Bob Hall, a republican senator, questioned the use and cost of buses used to send migrants away from Texas.

“You said $26-million and about 13,000. That’s about $2,000 per person by bus,” Hall said, directing his comments to W. Nim Kidd, the director of the Texas Division of Emergency Management.

“We can get a first class airplane ticket for a lot less than that. Why aren’t we just flying them up there?,” Hall asked Kidd.

Kidd said the bus program was designed to keep migrants together and move them to the selected destinations. “And I don’t think we’re in the process of buying individual plane tickets to move people around, senator,” Kidd added.

“We’re going to spend four times as much to do this,” Hall reiterated.

Valley activists questioned the use of money, too.

“We are here to ask you, don’t invest more money in this operation. Instead, we can respond in different ways by looking at the needs we have,” Ramona Casas, director of ARISE, told senators. “We don’t have public lights at the corner of the streets in close to 1,000 colonias or rural communities. And we don’t have public transportation either.
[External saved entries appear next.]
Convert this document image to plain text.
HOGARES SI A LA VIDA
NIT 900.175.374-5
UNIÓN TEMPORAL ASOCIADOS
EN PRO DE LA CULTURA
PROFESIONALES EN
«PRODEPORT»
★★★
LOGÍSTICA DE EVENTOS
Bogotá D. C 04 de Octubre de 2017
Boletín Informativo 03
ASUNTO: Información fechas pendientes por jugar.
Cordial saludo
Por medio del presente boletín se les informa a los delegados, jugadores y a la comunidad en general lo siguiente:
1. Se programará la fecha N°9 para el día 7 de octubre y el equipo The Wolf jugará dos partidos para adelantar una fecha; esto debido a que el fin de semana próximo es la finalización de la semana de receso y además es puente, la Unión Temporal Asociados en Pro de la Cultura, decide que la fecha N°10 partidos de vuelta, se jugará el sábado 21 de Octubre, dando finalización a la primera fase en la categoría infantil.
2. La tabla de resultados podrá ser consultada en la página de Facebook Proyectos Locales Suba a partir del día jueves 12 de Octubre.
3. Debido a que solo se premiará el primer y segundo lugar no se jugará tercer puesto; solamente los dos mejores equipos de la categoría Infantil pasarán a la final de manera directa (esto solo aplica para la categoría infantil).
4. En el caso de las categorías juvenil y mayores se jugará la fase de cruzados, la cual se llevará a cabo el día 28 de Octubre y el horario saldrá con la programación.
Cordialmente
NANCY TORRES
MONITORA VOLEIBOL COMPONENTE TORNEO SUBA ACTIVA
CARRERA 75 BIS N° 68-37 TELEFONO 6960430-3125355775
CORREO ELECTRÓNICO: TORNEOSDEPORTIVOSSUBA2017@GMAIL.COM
That’s the area where we’d like you, as senators and a committee, to invest the money.”

Hinojosa listened to their concerns, thanked them for their testimony and discussed improvement projects in colonias. “We have invested quite a bit,” Hinojosa replied.

Hinojosa and Chavez Camacho spoke about alleged racial profiling in the Valley, where, Chavez Camacho conceded, it is mostly Hispanic. But she explained that many of those stopped by DPS are people who are disproportionately affected by poverty and drive vehicles with broken tail lights or other visible deterioration.

Hinojosa sympathized with residents and shared how he, a U.S. citizen, was deported with his mother, who was not in the country legally, when he was a child. But he also said the public safety concerns presented by unlawful immigration were also valid.

“In terms of Texas, we cannot ignore some of the crime being committed,” Hinojosa said, ”not by the immigrants who come actually to look for work and for a better way of life, but in the mix, there are people who are not here to be good citizens.”